Given such a setting, it's no real surprise either that blue emerges as a clear favorite in the corporate world. Its implication of steadiness and reason continue to make it an effective choice for much company branding, although its white collar associations can also suggest stuffiness and conservatism.

In its lighter, brighter shades, blue loses much of its cool aloofness and takes on happier, sparkling and spontaneous overtones. The pure and natural aspect of such blues convey a sense of cleanliness and freshness and are often used for cleaning products, detergents, deodorants and toothpastes.

Bright blue is also an obvious choice for the typical vacation. Evocative of cloudless skies and inviting pools or seas, it also gives a tantalizing taste of tranquility and relaxation by slowing down the metabolism and producing feelings of calm and well-being.
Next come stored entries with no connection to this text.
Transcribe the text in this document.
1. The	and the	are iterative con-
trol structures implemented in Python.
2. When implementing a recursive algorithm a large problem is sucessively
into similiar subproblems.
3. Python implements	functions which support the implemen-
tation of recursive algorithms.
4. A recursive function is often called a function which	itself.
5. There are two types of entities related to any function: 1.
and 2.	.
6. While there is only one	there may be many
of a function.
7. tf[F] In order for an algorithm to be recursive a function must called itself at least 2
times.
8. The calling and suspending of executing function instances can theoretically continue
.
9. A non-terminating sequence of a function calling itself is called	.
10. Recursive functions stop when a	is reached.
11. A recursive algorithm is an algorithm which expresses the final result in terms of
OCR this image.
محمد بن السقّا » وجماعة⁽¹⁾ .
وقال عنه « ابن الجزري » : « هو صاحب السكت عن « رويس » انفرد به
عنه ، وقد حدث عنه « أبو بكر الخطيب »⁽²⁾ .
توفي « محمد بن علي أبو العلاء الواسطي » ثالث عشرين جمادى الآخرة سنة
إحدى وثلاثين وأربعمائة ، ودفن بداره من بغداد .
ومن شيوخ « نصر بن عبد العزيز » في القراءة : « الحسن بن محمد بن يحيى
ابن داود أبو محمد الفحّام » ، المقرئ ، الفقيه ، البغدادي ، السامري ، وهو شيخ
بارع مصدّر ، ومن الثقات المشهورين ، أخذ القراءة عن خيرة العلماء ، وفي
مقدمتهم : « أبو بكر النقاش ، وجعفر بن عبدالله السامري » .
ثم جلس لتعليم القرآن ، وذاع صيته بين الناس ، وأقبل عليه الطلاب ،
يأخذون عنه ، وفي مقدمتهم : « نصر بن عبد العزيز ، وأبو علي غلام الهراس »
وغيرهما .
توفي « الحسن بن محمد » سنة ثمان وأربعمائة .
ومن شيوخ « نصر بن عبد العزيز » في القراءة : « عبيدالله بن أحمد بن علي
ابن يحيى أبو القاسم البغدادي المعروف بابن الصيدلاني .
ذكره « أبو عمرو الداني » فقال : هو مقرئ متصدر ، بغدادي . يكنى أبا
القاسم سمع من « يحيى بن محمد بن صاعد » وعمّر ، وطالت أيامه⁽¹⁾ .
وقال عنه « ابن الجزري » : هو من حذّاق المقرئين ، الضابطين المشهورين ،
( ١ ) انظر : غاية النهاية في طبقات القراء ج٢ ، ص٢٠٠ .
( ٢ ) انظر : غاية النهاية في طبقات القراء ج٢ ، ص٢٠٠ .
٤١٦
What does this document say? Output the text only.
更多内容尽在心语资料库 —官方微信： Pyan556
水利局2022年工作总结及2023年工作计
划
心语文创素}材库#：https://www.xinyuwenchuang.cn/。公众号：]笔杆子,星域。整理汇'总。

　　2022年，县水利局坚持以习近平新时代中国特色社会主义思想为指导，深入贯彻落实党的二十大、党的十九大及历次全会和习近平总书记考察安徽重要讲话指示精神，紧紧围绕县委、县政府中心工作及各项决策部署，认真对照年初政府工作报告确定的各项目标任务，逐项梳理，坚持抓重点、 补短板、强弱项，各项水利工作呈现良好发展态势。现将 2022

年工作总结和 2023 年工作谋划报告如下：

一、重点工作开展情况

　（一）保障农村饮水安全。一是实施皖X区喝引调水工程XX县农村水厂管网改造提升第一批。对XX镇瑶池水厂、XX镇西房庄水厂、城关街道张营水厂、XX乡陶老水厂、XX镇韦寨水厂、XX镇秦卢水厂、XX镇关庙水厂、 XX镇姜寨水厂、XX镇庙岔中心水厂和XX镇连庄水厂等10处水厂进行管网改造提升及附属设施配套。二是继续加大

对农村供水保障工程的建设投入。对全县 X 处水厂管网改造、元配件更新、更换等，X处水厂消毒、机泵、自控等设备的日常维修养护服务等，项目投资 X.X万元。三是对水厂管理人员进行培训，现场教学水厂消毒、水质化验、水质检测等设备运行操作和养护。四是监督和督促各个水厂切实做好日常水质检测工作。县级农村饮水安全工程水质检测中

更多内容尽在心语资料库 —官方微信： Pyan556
A powerful message indeed, and one that makes blue an equally effective choice for health spas, beauty clinics and any other service where deep relaxation or therapy is a key selling point.

In fact, blue is such a flexible and well-liked color that it's almost impossible to mis-use - with one major exception.


Foods, particularly meats, dairy products and staples such as pasta or rice, really don't benefit from any kind of association with blue. To start with, that drop in metabolism will certainly reduce the appetite; but this doesn't explain the fact that a blue/food combo can even induce feelings of nausea. (Try it. Add a little coloring to pasta, white sauce, or even better, light-fleshed meat such as pork or chicken. See how far you get before pushing your plate to one side).

It's been suggested that we instinctively associate the color with something that's rotten and unsafe to eat, but whatever the case, it's not a great choice for marketing a ready-meal. And if you find yourself running low at your next dinner party, bring out the blue plates. There won't be many requests for second helpings.